# CADPAT-Madness!



## TN2IC (14 Mar 2012)

Okay... this CADPAT thing is hurting my head. Does supply issue CADPAT "overalls" aka ski pants? I just return my Goretex Green ski pants and the Supply Tech, instead gave me a pair of CADPAT wind pants. nsn 8415-21-921-7034.

Does anyone have the CADPAT bib pants? I just want to make sure I didn't make a mistake. He was a young guy behind the counter, so it makes me wonder.

Your thoughts?
TN


----------



## Jimmy_D (14 Mar 2012)

yes there are cadpat biv pants, but I have only seen them issued to members going up north.


----------



## MikeL (14 Mar 2012)

There are CADPAT bib pants,  someone in supply told me you can't get them or the parka unless you are heading up north.  Seen some guys with CADPAT bib pants and parka though, and I don't think they were ever up north.


----------



## PuckChaser (14 Mar 2012)

I have them both and actually replaced my green ones with CADPAT ones a few years back, no questions asked.

If people aren't getting them now, its probably because they ordered about 20,000 too few and don't have enough for everyone in the Army to get them.


----------



## TN2IC (14 Mar 2012)

Some days in Gagetown training area playing OPFOR can be pretty cold on the skidoos... just saying.


----------



## Fishbone Jones (14 Mar 2012)

I had my OD parka and bib pants replaced for CADPAT ones in 2003, they are both still in the plastic. I haven't been north since 1976.


----------



## armyvern (14 Mar 2012)

PuckChaser said:
			
		

> I have them both and actually replaced my green ones with CADPAT ones a few years back, no questions asked.
> 
> If people aren't getting them now, its probably because they ordered about 20,000 too few and don't have enough for everyone in the Army to get them.

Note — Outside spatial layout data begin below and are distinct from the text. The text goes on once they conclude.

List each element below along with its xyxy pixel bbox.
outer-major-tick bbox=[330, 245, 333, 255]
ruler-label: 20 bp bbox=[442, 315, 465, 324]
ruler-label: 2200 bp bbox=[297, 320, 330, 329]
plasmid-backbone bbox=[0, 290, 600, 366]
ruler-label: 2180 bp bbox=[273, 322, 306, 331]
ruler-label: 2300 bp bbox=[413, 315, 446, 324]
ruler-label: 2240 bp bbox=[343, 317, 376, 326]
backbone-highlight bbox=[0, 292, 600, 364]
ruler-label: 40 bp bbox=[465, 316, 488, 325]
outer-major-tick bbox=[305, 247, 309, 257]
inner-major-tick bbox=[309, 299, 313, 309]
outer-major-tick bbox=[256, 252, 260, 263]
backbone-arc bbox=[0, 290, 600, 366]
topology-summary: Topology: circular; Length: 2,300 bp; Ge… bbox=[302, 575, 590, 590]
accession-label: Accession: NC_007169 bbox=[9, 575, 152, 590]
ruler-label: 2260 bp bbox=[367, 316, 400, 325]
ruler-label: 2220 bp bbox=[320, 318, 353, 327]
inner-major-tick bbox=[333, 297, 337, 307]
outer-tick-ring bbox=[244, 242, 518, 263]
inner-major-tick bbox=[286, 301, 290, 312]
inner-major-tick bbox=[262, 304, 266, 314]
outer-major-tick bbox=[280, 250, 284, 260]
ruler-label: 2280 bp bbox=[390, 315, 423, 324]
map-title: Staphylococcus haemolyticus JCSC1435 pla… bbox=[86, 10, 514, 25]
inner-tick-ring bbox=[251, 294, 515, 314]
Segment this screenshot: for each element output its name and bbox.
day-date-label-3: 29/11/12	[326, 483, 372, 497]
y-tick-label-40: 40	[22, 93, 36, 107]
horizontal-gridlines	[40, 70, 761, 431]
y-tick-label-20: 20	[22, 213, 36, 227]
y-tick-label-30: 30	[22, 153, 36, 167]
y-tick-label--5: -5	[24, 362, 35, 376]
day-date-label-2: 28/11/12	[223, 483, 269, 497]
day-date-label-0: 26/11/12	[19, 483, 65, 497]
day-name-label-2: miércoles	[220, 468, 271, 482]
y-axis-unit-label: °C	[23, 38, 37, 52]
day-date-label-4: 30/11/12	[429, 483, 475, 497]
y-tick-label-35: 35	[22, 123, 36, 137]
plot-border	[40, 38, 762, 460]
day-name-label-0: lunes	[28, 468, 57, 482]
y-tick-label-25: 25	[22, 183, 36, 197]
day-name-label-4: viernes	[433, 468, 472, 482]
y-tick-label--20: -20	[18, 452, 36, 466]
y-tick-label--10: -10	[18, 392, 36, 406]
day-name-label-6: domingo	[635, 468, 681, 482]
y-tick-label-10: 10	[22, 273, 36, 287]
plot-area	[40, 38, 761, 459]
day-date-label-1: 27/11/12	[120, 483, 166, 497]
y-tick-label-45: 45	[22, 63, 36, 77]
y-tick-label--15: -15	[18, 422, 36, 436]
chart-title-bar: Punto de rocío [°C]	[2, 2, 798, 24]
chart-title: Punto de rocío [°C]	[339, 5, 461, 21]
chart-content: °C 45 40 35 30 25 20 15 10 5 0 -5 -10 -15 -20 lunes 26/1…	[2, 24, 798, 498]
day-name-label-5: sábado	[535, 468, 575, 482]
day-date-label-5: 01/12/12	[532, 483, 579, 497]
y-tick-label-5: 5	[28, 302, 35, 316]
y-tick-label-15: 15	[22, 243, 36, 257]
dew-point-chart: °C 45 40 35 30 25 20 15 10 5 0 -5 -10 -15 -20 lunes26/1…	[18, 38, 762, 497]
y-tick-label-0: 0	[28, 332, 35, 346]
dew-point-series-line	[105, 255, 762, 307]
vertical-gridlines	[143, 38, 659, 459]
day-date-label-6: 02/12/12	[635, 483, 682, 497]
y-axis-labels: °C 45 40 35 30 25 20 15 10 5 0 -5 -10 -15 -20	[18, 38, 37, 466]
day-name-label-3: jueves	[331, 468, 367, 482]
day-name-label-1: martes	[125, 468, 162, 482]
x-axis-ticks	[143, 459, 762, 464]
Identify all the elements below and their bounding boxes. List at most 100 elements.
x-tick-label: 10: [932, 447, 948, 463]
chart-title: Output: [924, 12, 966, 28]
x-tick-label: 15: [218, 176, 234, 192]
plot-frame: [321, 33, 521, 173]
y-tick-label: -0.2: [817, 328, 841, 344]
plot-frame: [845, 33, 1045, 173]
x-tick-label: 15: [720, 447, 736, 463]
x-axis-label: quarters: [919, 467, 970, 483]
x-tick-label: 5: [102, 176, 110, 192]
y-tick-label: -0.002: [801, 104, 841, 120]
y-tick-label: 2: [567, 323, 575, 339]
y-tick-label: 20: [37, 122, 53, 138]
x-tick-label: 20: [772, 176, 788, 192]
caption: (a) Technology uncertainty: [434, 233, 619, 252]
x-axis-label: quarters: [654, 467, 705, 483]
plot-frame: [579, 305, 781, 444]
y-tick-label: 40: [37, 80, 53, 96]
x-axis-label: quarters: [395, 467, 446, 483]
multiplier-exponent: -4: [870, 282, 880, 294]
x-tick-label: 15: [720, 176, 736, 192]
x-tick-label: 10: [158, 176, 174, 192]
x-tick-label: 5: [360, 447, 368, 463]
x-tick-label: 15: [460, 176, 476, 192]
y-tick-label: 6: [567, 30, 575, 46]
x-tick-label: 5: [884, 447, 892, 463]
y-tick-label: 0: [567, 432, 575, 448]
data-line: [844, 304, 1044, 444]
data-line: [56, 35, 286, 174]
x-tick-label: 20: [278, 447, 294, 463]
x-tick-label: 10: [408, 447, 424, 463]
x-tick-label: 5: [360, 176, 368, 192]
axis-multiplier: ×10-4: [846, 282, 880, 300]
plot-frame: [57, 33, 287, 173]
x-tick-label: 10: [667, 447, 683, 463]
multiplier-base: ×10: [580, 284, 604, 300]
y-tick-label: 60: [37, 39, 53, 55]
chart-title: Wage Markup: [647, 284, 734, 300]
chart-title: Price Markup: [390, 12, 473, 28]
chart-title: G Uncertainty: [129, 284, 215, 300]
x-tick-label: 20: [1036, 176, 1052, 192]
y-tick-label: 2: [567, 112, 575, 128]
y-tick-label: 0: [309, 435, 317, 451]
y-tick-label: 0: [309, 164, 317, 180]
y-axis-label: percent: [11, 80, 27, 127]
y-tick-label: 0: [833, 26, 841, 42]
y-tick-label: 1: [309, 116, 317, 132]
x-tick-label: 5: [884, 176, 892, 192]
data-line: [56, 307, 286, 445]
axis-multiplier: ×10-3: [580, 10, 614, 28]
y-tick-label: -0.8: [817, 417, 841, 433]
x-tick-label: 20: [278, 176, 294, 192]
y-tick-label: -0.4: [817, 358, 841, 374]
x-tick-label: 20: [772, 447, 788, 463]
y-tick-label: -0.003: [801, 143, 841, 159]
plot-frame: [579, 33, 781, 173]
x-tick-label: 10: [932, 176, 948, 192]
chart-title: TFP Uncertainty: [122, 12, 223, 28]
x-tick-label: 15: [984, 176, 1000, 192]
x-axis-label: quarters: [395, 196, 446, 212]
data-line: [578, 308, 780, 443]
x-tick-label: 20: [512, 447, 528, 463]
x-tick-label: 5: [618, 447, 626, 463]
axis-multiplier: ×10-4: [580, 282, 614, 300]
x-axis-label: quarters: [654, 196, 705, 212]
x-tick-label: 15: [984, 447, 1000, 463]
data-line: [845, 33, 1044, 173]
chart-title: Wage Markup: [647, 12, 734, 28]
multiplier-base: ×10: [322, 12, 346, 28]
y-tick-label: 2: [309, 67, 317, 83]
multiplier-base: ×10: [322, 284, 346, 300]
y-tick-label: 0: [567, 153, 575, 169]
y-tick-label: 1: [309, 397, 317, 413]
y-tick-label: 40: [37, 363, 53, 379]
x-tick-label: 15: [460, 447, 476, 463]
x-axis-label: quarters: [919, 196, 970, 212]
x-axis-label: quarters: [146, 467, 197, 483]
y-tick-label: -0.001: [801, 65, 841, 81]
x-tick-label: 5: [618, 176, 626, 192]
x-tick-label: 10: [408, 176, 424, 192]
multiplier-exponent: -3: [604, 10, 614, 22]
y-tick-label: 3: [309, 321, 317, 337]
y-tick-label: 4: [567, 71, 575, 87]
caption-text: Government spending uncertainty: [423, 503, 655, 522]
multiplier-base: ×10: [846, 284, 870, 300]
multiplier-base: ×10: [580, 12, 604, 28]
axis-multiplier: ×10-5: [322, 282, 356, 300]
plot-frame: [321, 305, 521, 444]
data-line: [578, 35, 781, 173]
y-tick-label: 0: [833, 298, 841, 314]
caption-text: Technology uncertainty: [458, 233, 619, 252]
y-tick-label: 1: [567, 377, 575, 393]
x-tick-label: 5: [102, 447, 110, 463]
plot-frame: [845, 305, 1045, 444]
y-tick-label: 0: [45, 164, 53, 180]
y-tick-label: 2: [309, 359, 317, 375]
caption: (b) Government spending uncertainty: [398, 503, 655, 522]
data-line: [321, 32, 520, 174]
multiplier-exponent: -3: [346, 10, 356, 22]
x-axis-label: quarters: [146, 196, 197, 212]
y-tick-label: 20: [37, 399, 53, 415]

No. It's because we canned the outstanding quantities on them from the contract and put that saved money into purchasing more of the jackets and windpants quicker.

We did that when it became obvious (such as at Gagetown) when we did the bulk exchanges that 90% of the originally issued olive drab gortex overalls and parkas were being returned by the troops years later still in their original sealed plastic bags. Why spend money on shit that the vast majority of troops (including certain operational units at Gagetown whom I supervised the exchange for) were not using? Instead, the funds went to getting jackets and windpants in quicker so that the troops at the end of the issue project wouldn't be waiting years to receive their stuff (they'd probably still be waiting! Not quite, but I'm sure you get my point). They go to pers posted into field operational units.

I know that I have posted that on this site before; probably in one of the other umpteen million cadpat threads.


----------



## fraserdw (14 Mar 2012)

6 months ago my WO got out and he got to keep his OD Parka and Bibs because they are issuing new CADPAT ones to troops.  This month I turned in my winter gear as I am getting out next year and ....guess what....... they are collecting the OD stuff back as they are short CADPAT issue.  Funny how a few budget squeezes make such a great difference.


----------



## armyvern (14 Mar 2012)

fraserdw said:
			
		

> 6 months ago my WO got out and he got to keep his OD Parka and Bibs because they are issuing new CADPAT ones to troops.  This month I turned in my winter gear as I am getting out next year and ....guess what....... they are collecting the OD stuff back as they are short CADPAT issue.  Funny how a few budget squeezes make such a great difference.



Guess what?? As his was OD *gortex*, he should have been required to turn his in too. That sup tech fucked up - big time. Please do not tell me your location; it wouldn't be nice in the end.

It's got nothing to do with shortfalls. ALL gortex, of whatever generation, is supposed to be returned. OD stuff can be used by cadets, rangers etc - not just by us. 

I detest suppies that ignore rules because they don't get the big picture down there on the clothing counter with their, "Oh well, we don't use this stuff anymore, so we don't need it." That's NOT the way it works - it can be, and usually is, redistributed to further users after us.



Aggghhhh: Edit to add: I see you are in Gagnam; I shall be facebooking a certain person there this evening. I am quite certain he will not be amused to hear the latest and will correct said issue within one of his sections - if only for the sake of the sup tech who's fucking up (less their butt end up charged for not obeying the regulations pertaining to gortex return).


----------